# Hello from the Netherlands.



## chris tt (Jan 13, 2008)

Hello 

I have been member since january 2008,but never introduced myself here.
I am Chris,33 years and drive an Audi TT Quattro 225hp 2000 and a Volkswagen Golf LS 1975 (Swallowtail)

Bought the TT completly original,and changed it too what it is now 

First I bought 9x18 and 10x18 RH ZW4 wheels and a H&R 'gewindefahrwerke'. Painted the wheel centers black.
Also bought a new V6 front bumper and rear diffusior,debadged the rear and UK rear light for the complete red look.
Drove to southern Germany (1600km total) to change the bonnet.....for the more 'angry look'.

2 weeks ago I sold the RH ZW4's and bought a set of 8,5x19 and 9x19 BBS A6 wheels.Got tired of polishing the RH's every 2 weeks...
BBS will get silver paint soon.

Day 1.








Lowered and the RH's








Wheels black and V6 bumper.








Debadged rear.








Changed bonnet








The new wheels..


----------



## Wallsendmag (Feb 12, 2004)

Welcome to the forum


----------



## SAJ77 (Nov 16, 2008)

Love the bonnet...looks 8) :evil:


----------



## malstt (Apr 18, 2007)

Welcome to the forum, love your car. 8)


----------



## jammyd (Oct 11, 2008)

Belated welcome to the forum


----------



## Guest (Jul 5, 2009)

beautiful car! 

The bonnet looks superb!
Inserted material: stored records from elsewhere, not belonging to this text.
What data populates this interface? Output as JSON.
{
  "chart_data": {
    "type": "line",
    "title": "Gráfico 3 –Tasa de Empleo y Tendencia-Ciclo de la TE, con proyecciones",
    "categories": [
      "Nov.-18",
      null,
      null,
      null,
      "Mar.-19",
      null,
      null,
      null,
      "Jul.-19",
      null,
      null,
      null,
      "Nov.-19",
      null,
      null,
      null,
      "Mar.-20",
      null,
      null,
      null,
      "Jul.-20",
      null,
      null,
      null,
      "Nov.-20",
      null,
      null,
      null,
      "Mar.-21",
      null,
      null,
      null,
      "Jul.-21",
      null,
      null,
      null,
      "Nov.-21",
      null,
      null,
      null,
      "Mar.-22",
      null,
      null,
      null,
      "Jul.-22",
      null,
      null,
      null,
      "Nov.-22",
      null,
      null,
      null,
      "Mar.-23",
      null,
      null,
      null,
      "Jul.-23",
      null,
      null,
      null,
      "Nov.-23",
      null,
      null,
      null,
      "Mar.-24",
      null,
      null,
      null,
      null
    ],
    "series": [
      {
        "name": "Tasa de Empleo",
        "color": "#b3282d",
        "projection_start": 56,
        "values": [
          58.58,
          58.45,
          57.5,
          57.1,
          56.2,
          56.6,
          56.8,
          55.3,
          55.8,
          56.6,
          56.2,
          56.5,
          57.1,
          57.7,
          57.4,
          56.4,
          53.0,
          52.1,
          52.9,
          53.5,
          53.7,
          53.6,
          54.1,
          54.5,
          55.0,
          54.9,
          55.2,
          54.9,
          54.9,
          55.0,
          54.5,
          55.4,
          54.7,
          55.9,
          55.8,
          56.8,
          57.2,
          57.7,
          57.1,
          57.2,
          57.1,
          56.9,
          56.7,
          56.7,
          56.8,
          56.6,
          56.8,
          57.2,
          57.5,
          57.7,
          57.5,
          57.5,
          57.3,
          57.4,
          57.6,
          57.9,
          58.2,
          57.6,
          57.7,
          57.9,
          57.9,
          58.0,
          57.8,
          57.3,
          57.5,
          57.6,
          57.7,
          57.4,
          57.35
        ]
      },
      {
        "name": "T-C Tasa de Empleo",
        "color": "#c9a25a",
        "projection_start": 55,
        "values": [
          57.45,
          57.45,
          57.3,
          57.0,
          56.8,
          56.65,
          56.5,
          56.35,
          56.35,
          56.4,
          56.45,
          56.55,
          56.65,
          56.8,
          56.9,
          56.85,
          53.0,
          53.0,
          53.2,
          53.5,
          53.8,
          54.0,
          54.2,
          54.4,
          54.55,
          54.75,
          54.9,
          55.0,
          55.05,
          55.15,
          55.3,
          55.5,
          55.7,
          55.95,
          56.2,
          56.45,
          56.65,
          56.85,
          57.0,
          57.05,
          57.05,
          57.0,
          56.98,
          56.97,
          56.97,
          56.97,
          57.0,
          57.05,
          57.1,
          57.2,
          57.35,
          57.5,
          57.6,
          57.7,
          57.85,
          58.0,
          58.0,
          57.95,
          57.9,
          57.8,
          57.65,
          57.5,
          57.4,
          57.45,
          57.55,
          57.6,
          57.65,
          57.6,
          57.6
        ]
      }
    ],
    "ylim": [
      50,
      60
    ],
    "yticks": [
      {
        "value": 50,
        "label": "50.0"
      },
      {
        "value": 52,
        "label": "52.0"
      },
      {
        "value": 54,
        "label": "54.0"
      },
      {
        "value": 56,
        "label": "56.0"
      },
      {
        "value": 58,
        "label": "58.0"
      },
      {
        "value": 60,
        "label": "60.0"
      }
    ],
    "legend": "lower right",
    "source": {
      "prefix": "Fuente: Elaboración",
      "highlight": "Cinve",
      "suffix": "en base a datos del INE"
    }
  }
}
Is that custom work, or did you buy it from somewhere?


----------



## YELLOW_TT (Feb 25, 2004)

Welcome very nic looking TT


----------



## chris tt (Jan 13, 2008)

manphibian said:


> beautiful car!
> 
> The bonnet looks superb! Is that custom work, or did you buy it from somewhere?


The bonnet is custom work...welding is done at RTS-tuning near Ingolstadt (Germany)

The straightening and painting I did myself (its my job)


----------